Here’s a step-by-step guide with terminal commands and a Python script:

Step 1: Prepare Your Environment Open your terminal and ensure you have Python and necessary packages installed:

# Install necessary Python packages
pip install openai tqdm

Step 2: Python Script to Process Files Create a Python script, process_files.py, with the following content:

import os
import openai
from tqdm import tqdm

# Set your OpenAI API key here
openai.api_key = 'your_openai_api_key'

# Directory containing the text files
input_dir = 'path_to_your_folder'
output_dir = 'path_to_output_folder'

if not os.path.exists(output_dir):
    os.makedirs(output_dir)

# Function to split text into chunks
def split_text(text, max_tokens=3000):
    words = text.split()
    chunks = []
    current_chunk = []
    current_length = 0
    for word in words:
        current_length += len(word) + 1  # +1 for space
        if current_length > max_tokens:
            chunks.append(' '.join(current_chunk))
            current_chunk = []
            current_length = len(word) + 1
        current_chunk.append(word)
    if current_chunk:
        chunks.append(' '.join(current_chunk))
    return chunks

# Function to process text with GPT API
def correct_text(text):
    response = openai.ChatCompletion.create(
        model="gpt-4",
        messages=[
            {"role": "system", "content": "Correct the OCR errors in the following German text."},
            {"role": "user", "content": text}
        ]
    )
    return response['choices'][0]['message']['content']

# Process each file
for filename in tqdm(os.listdir(input_dir)):
    if filename.endswith('.txt'):
        input_path = os.path.join(input_dir, filename)
        with open(input_path, 'r', encoding='utf-8') as file:
            text = file.read()
        
        chunks = split_text(text)
        corrected_text = []

        for chunk in chunks:
            corrected_chunk = correct_text(chunk)
            corrected_text.append(corrected_chunk)

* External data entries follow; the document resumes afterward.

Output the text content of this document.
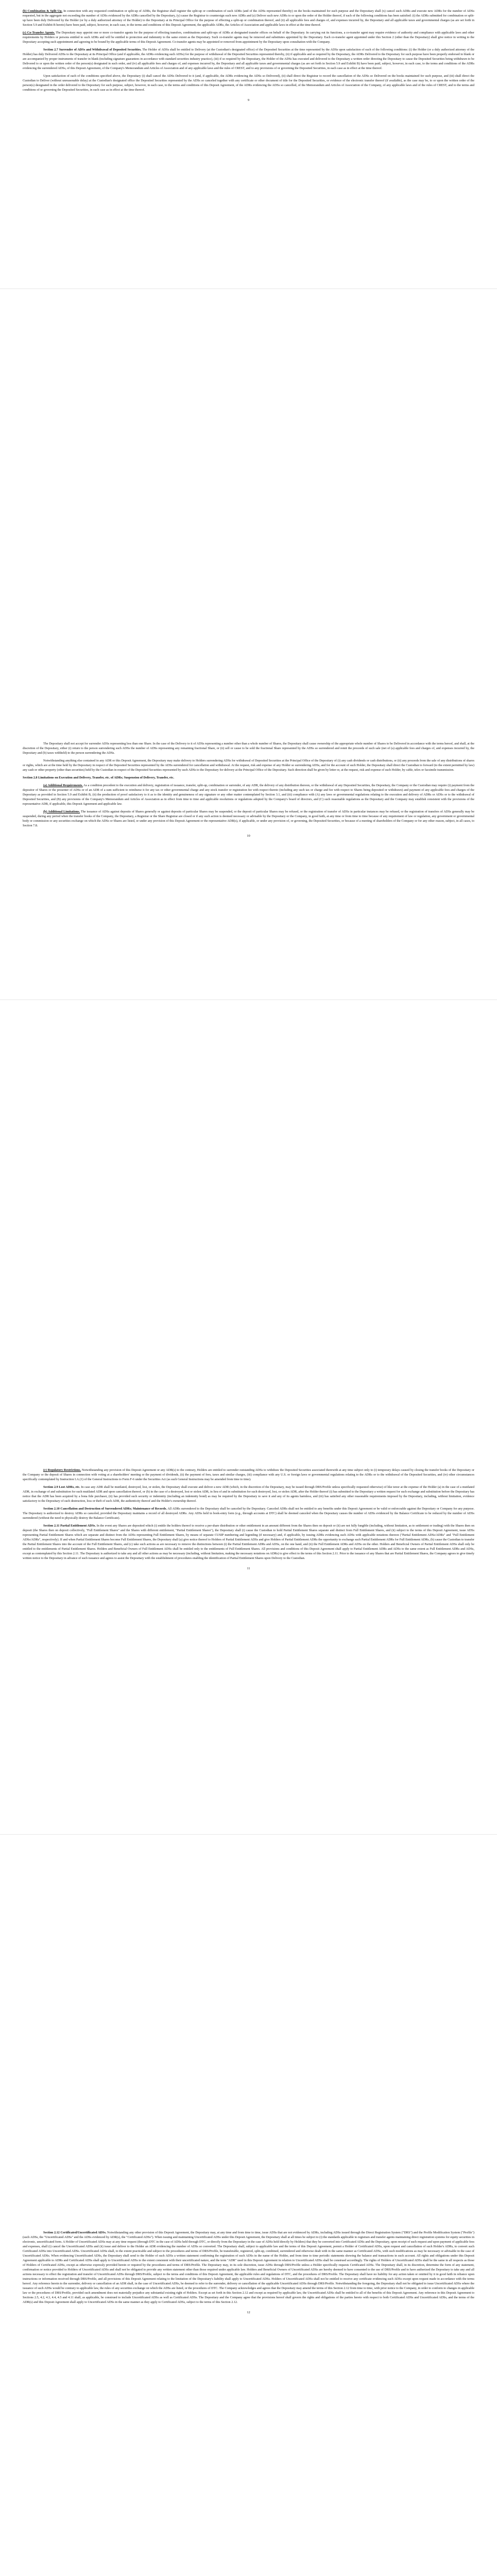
(b) Combination & Split Up. In connection with any requested combination or split-up of ADRs, the Registrar shall register the split-up or combination of such ADRs (and of the ADSs represented thereby) on the books maintained for such purpose and the Depositary shall (x) cancel such ADRs and execute new ADRs for the number of ADSs requested, but in the aggregate not exceeding the number of ADSs evidenced by the ADRs cancelled by the Depositary, (y) cause the Registrar to countersign such new ADRs and (z) Deliver such new ADRs to or upon the order of the Holder thereof, if each of the following conditions has been satisfied: (i) the ADRs submitted for combination or split-up have been duly Delivered by the Holder (or by a duly authorized attorney of the Holder) to the Depositary at its Principal Office for the purpose of effecting a split-up or combination thereof, and (ii) all applicable fees and charges of, and expenses incurred by, the Depositary and all applicable taxes and governmental charges (as are set forth in Section 5.9 and Exhibit B hereto) have been paid, subject, however, in each case, to the terms and conditions of this Deposit Agreement, the applicable ADRs, the Articles of Association and applicable laws in effect at the time thereof.

(c) Co-Transfer Agents. The Depositary may appoint one or more co-transfer agents for the purpose of effecting transfers, combinations and split-ups of ADRs at designated transfer offices on behalf of the Depositary. In carrying out its functions, a co-transfer agent may require evidence of authority and compliance with applicable laws and other requirements by Holders or persons entitled to such ADRs and will be entitled to protection and indemnity to the same extent as the Depositary. Such co-transfer agents may be removed and substitutes appointed by the Depositary. Each co-transfer agent appointed under this Section 2 (other than the Depositary) shall give notice in writing to the Depositary accepting such appointment and agreeing to be bound by the applicable terms of this Deposit Agreement. Co-transfer agents may be appointed or removed from appointment by the Depositary upon consultation with the Company.

Section 2.7 Surrender of ADSs and Withdrawal of Deposited Securities. The Holder of ADSs shall be entitled to Delivery (at the Custodian's designated office) of the Deposited Securities at the time represented by the ADSs upon satisfaction of each of the following conditions: (i) the Holder (or a duly authorized attorney of the Holder) has duly Delivered ADSs to the Depositary at its Principal Office (and if applicable, the ADRs evidencing such ADSs) for the purpose of withdrawal of the Deposited Securities represented thereby, (ii) if applicable and so required by the Depositary, the ADRs Delivered to the Depositary for such purpose have been properly endorsed in blank or are accompanied by proper instruments of transfer in blank (including signature guarantees in accordance with standard securities industry practice), (iii) if so required by the Depositary, the Holder of the ADSs has executed and delivered to the Depositary a written order directing the Depositary to cause the Deposited Securities being withdrawn to be Delivered to or upon the written order of the person(s) designated in such order, and (iv) all applicable fees and charges of, and expenses incurred by, the Depositary and all applicable taxes and governmental charges (as are set forth in Section 5.9 and Exhibit B) have been paid, subject, however, in each case, to the terms and conditions of the ADRs evidencing the surrendered ADSs, of this Deposit Agreement, of the Company's Memorandum and Articles of Association and of any applicable laws and the rules of CREST, and to any provisions of or governing the Deposited Securities, in each case as in effect at the time thereof.

Upon satisfaction of each of the conditions specified above, the Depositary (i) shall cancel the ADSs Delivered to it (and, if applicable, the ADRs evidencing the ADSs so Delivered), (ii) shall direct the Registrar to record the cancellation of the ADSs so Delivered on the books maintained for such purpose, and (iii) shall direct the Custodian to Deliver (without unreasonable delay) at the Custodian's designated office the Deposited Securities represented by the ADSs so canceled together with any certificate or other document of title for the Deposited Securities, or evidence of the electronic transfer thereof (if available), as the case may be, to or upon the written order of the person(s) designated in the order delivered to the Depositary for such purpose, subject, however, in each case, to the terms and conditions of this Deposit Agreement, of the ADRs evidencing the ADSs so cancelled, of the Memorandum and Articles of Association of the Company, of any applicable laws and of the rules of CREST, and to the terms and conditions of or governing the Deposited Securities, in each case as in effect at the time thereof.

9

The Depositary shall not accept for surrender ADSs representing less than one Share. In the case of the Delivery to it of ADSs representing a number other than a whole number of Shares, the Depositary shall cause ownership of the appropriate whole number of Shares to be Delivered in accordance with the terms hereof, and shall, at the discretion of the Depositary, either (i) return to the person surrendering such ADSs the number of ADSs representing any remaining fractional Share, or (ii) sell or cause to be sold the fractional Share represented by the ADSs so surrendered and remit the proceeds of such sale (net of (a) applicable fees and charges of, and expenses incurred by, the Depositary and (b) taxes withheld) to the person surrendering the ADSs.

Notwithstanding anything else contained in any ADR or this Deposit Agreement, the Depositary may make delivery to Holders surrendering ADSs for withdrawal of Deposited Securities at the Principal Office of the Depositary of (i) any cash dividends or cash distributions, or (ii) any proceeds from the sale of any distributions of shares or rights, which are at the time held by the Depositary in respect of the Deposited Securities represented by the ADSs surrendered for cancellation and withdrawal. At the request, risk and expense of any Holder so surrendering ADSs, and for the account of such Holder, the Depositary shall direct the Custodian to forward (to the extent permitted by law) any cash or other property (other than securities) held by the Custodian in respect of the Deposited Securities represented by such ADSs to the Depositary for delivery at the Principal Office of the Depositary. Such direction shall be given by letter or, at the request, risk and expense of such Holder, by cable, telex or facsimile transmission.

Section 2.8 Limitations on Execution and Delivery, Transfer, etc. of ADRs; Suspension of Delivery, Transfer, etc.

(a) Additional Requirements. As a condition precedent to the execution and delivery, registration of issuance, transfer, split-up, combination or surrender, of any ADR, the delivery of any distribution thereon, or the withdrawal of any Deposited Securities, the Depositary, the Company or the Custodian may require (i) payment from the depositor of Shares or the presenter of ADSs or of an ADR of a sum sufficient to reimburse it for any tax or other governmental charge and any stock transfer or registration fee with respect thereto (including any such tax or charge and fee with respect to Shares being deposited or withdrawn) and payment of any applicable fees and charges of the Depositary as provided in Section 5.9 and Exhibit B, (ii) the production of proof satisfactory to it as to the identity and genuineness of any signature or any other matter contemplated by Section 3.1, and (iii) compliance with (A) any laws or governmental regulations relating to the execution and delivery of ADRs or ADSs or to the withdrawal of Deposited Securities, and (B) any provisions of the Company's Memorandum and Articles of Association as in effect from time to time and applicable resolutions or regulations adopted by the Company's board of directors, and (C) such reasonable regulations as the Depositary and the Company may establish consistent with the provisions of the representative ADR, if applicable, this Deposit Agreement and applicable law.

(b) Additional Limitations. The issuance of ADSs against deposits of Shares generally or against deposits of particular Shares may be suspended, or the deposit of particular Shares may be refused, or the registration of transfer of ADSs in particular instances may be refused, or the registration of transfers of ADSs generally may be suspended, during any period when the transfer books of the Company, the Depositary, a Registrar or the Share Registrar are closed or if any such action is deemed necessary or advisable by the Depositary or the Company, in good faith, at any time or from time to time because of any requirement of law or regulation, any government or governmental body or commission or any securities exchange on which the ADSs or Shares are listed, or under any provision of this Deposit Agreement or the representative ADR(s), if applicable, or under any provision of, or governing, the Deposited Securities, or because of a meeting of shareholders of the Company or for any other reason, subject, in all cases, to Section 7.8.

10

(c) Regulatory Restrictions. Notwithstanding any provision of this Deposit Agreement or any ADR(s) to the contrary, Holders are entitled to surrender outstanding ADSs to withdraw the Deposited Securities associated therewith at any time subject only to (i) temporary delays caused by closing the transfer books of the Depositary or the Company or the deposit of Shares in connection with voting at a shareholders' meeting or the payment of dividends, (ii) the payment of fees, taxes and similar charges, (iii) compliance with any U.S. or foreign laws or governmental regulations relating to the ADRs or to the withdrawal of the Deposited Securities, and (iv) other circumstances specifically contemplated by Instruction I.A.(1) of the General Instructions to Form F-6 under the Securities Act (as such General Instructions may be amended from time to time).

Section 2.9 Lost ADRs, etc. In case any ADR shall be mutilated, destroyed, lost, or stolen, the Depositary shall execute and deliver a new ADR (which, in the discretion of the Depositary, may be issued through DRS/Profile unless specifically requested otherwise) of like tenor at the expense of the Holder (a) in the case of a mutilated ADR, in exchange of and substitution for such mutilated ADR and upon cancellation thereof, or (b) in the case of a destroyed, lost or stolen ADR, in lieu of and in substitution for such destroyed, lost, or stolen ADR, after the Holder thereof (i) has submitted to the Depositary a written request for such exchange and substitution before the Depositary has notice that the ADR has been acquired by a bona fide purchaser, (ii) has provided such security or indemnity (including an indemnity bond) as may be required by the Depositary to save it and any of its agents harmless, and (iii) has satisfied any other reasonable requirements imposed by the Depositary, including, without limitation, evidence satisfactory to the Depositary of such destruction, loss or theft of such ADR, the authenticity thereof and the Holder's ownership thereof.

Section 2.10 Cancellation and Destruction of Surrendered ADRs; Maintenance of Records. All ADRs surrendered to the Depositary shall be canceled by the Depositary. Canceled ADRs shall not be entitled to any benefits under this Deposit Agreement or be valid or enforceable against the Depositary or Company for any purpose. The Depositary is authorized to destroy ADRs so canceled, provided the Depositary maintains a record of all destroyed ADRs. Any ADSs held in book-entry form (e.g., through accounts at DTC) shall be deemed canceled when the Depositary causes the number of ADSs evidenced by the Balance Certificate to be reduced by the number of ADSs surrendered (without the need to physically destroy the Balance Certificate).

Section 2.11 Partial Entitlement ADSs. In the event any Shares are deposited which (i) entitle the holders thereof to receive a per-share distribution or other entitlement in an amount different from the Shares then on deposit or (ii) are not fully fungible (including, without limitation, as to settlement or trading) with the Shares then on deposit (the Shares then on deposit collectively, "Full Entitlement Shares" and the Shares with different entitlement, "Partial Entitlement Shares"), the Depositary shall (i) cause the Custodian to hold Partial Entitlement Shares separate and distinct from Full Entitlement Shares, and (ii) subject to the terms of this Deposit Agreement, issue ADSs representing Partial Entitlement Shares which are separate and distinct from the ADSs representing Full Entitlement Shares, by means of separate CUSIP numbering and legending (if necessary) and, if applicable, by issuing ADRs evidencing such ADSs with applicable notations thereon ("Partial Entitlement ADSs/ADRs" and "Full Entitlement ADSs/ADRs", respectively). If and when Partial Entitlement Shares become Full Entitlement Shares, the Depositary shall (a) give notice thereof to Holders of Partial Entitlement ADSs and give Holders of Partial Entitlement ADRs the opportunity to exchange such Partial Entitlement ADRs for Full Entitlement ADRs, (b) cause the Custodian to transfer the Partial Entitlement Shares into the account of the Full Entitlement Shares, and (c) take such actions as are necessary to remove the distinctions between (i) the Partial Entitlement ADRs and ADSs, on the one hand, and (ii) the Full Entitlement ADRs and ADSs on the other. Holders and Beneficial Owners of Partial Entitlement ADSs shall only be entitled to the entitlements of Partial Entitlement Shares. Holders and Beneficial Owners of Full Entitlement ADSs shall be entitled only to the entitlements of Full Entitlement Shares. All provisions and conditions of this Deposit Agreement shall apply to Partial Entitlement ADRs and ADSs to the same extent as Full Entitlement ADRs and ADSs, except as contemplated by this Section 2.11. The Depositary is authorized to take any and all other actions as may be necessary (including, without limitation, making the necessary notations on ADRs) to give effect to the terms of this Section 2.11. Prior to the issuance of any Shares that are Partial Entitlement Shares, the Company agrees to give timely written notice to the Depositary in advance of such issuance and agrees to assist the Depositary with the establishment of procedures enabling the identification of Partial Entitlement Shares upon Delivery to the Custodian.

11

Section 2.12 Certificated/Uncertificated ADSs. Notwithstanding any other provision of this Deposit Agreement, the Depositary may, at any time and from time to time, issue ADSs that are not evidenced by ADRs, including ADSs issued through the Direct Registration System ("DRS") and the Profile Modification System ("Profile") (such ADSs, the "Uncertificated ADSs" and the ADSs evidenced by ADR(s), the "Certificated ADSs"). When issuing and maintaining Uncertificated ADSs under this Deposit Agreement, the Depositary shall at all times be subject to (i) the standards applicable to registrars and transfer agents maintaining direct registration systems for equity securities in electronic, uncertificated form. A Holder of Uncertificated ADSs may at any time request (through DTC in the case of ADSs held through DTC, or directly from the Depositary in the case of ADSs held directly by Holders) that they be converted into Certificated ADSs and the Depositary, upon receipt of such request and upon payment of applicable fees and expenses, shall (i) cancel the Uncertificated ADSs and (ii) issue and deliver to the Holder an ADR evidencing the number of ADSs so converted. The Depositary shall, subject to applicable law and the terms of this Deposit Agreement, permit a Holder of Certificated ADSs, upon request and cancellation of such Holder's ADRs, to convert such Certificated ADSs into Uncertificated ADSs. Uncertificated ADSs shall, to the extent practicable and subject to the procedures and terms of DRS/Profile, be transferable, registered, split-up, combined, surrendered and otherwise dealt with in the same manner as Certificated ADSs, with such modifications as may be necessary or advisable in the case of Uncertificated ADSs. When evidencing Uncertificated ADSs, the Depositary shall send to the Holder of such ADSs a written statement confirming the registration of such ADSs in the name of the Holder, and from time to time periodic statements showing the balance and transactions in such account. All rights and obligations under this Deposit Agreement applicable to ADRs and Certificated ADSs shall apply to Uncertificated ADSs to the extent consistent with their uncertificated nature, and the term "ADR" used in this Deposit Agreement in relation to Uncertificated ADSs shall be construed accordingly. The rights of Holders of Uncertificated ADSs shall be the same in all respects as those of Holders of Certificated ADSs, except as otherwise expressly provided herein or required by the procedures and terms of DRS/Profile. The Depositary may, in its sole discretion, issue ADSs through DRS/Profile unless a Holder specifically requests Certificated ADSs. The Depositary shall, in its discretion, determine the form of any statement, confirmation or notice provided to Holders of Uncertificated ADSs and shall not be obligated to provide any written statement other than those required under applicable law. Holders and Beneficial Owners of Uncertificated ADSs are hereby deemed to have consented to the use of DRS/Profile and to have authorized the Depositary to take any and all actions necessary to effect the registration and transfer of Uncertificated ADSs through DRS/Profile, subject to the terms and conditions of this Deposit Agreement, the applicable rules and regulations of DTC, and the procedures of DRS/Profile. The Depositary shall have no liability for any action taken or omitted by it in good faith in reliance upon instructions or information received through DRS/Profile, and all provisions of this Deposit Agreement relating to the limitation of the Depositary's liability shall apply to Uncertificated ADSs. Holders of Uncertificated ADSs shall not be entitled to receive any certificate evidencing such ADSs except upon request made in accordance with the terms hereof. Any reference herein to the surrender, delivery or cancellation of an ADR shall, in the case of Uncertificated ADSs, be deemed to refer to the surrender, delivery or cancellation of the applicable Uncertificated ADSs through DRS/Profile. Notwithstanding the foregoing, the Depositary shall not be obligated to issue Uncertificated ADSs where the issuance of such ADSs would be contrary to applicable law, the rules of any securities exchange on which the ADSs are listed, or the procedures of DTC. The Company acknowledges and agrees that the Depositary may amend the terms of this Section 2.12 from time to time, with prior notice to the Company, in order to conform to changes in applicable law or the procedures of DRS/Profile, provided such amendment does not materially prejudice any substantial existing right of Holders. Except as set forth in this Section 2.12 and except as required by applicable law, the Uncertificated ADSs shall be entitled to all of the benefits of this Deposit Agreement. Any reference in this Deposit Agreement to Sections 2.5, 4.2, 4.3, 4.4, 4.5 and 4.11 shall, as applicable, be construed to include Uncertificated ADSs as well as Certificated ADSs. The Depositary and the Company agree that the provisions hereof shall govern the rights and obligations of the parties hereto with respect to both Certificated ADSs and Uncertificated ADSs, and the terms of the ADR(s) and this Deposit Agreement shall apply to Uncertificated ADSs in the same manner as they apply to Certificated ADSs, subject to the terms of this Section 2.12.

12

        output_path = os.path.join(output_dir, filename)
        with open(output_path, 'w', encoding='utf-8') as file:
            file.write(' '.join(corrected_text))

Step 3: Run the Script In your terminal, navigate to the directory where process_files.py is located and run it:

python process_files.py

Limitations and Considerations

  1. Token Limit: The GPT-4 API has a token limit per request (4096 tokens for input and output combined). Ensure each chunk you send does not exceed this limit.

  2. Rate Limits: The API has rate limits on the number of requests per minute. With a ChatGPT Plus subscription, these limits are higher, but you should still monitor and respect them. Consider implementing rate limiting in your script if necessary.

  3. Cost: Be aware of the API usage costs, as processing large amounts of text can be expensive.

By following these steps, you can efficiently process and correct your OCR-generated text files using the GPT API.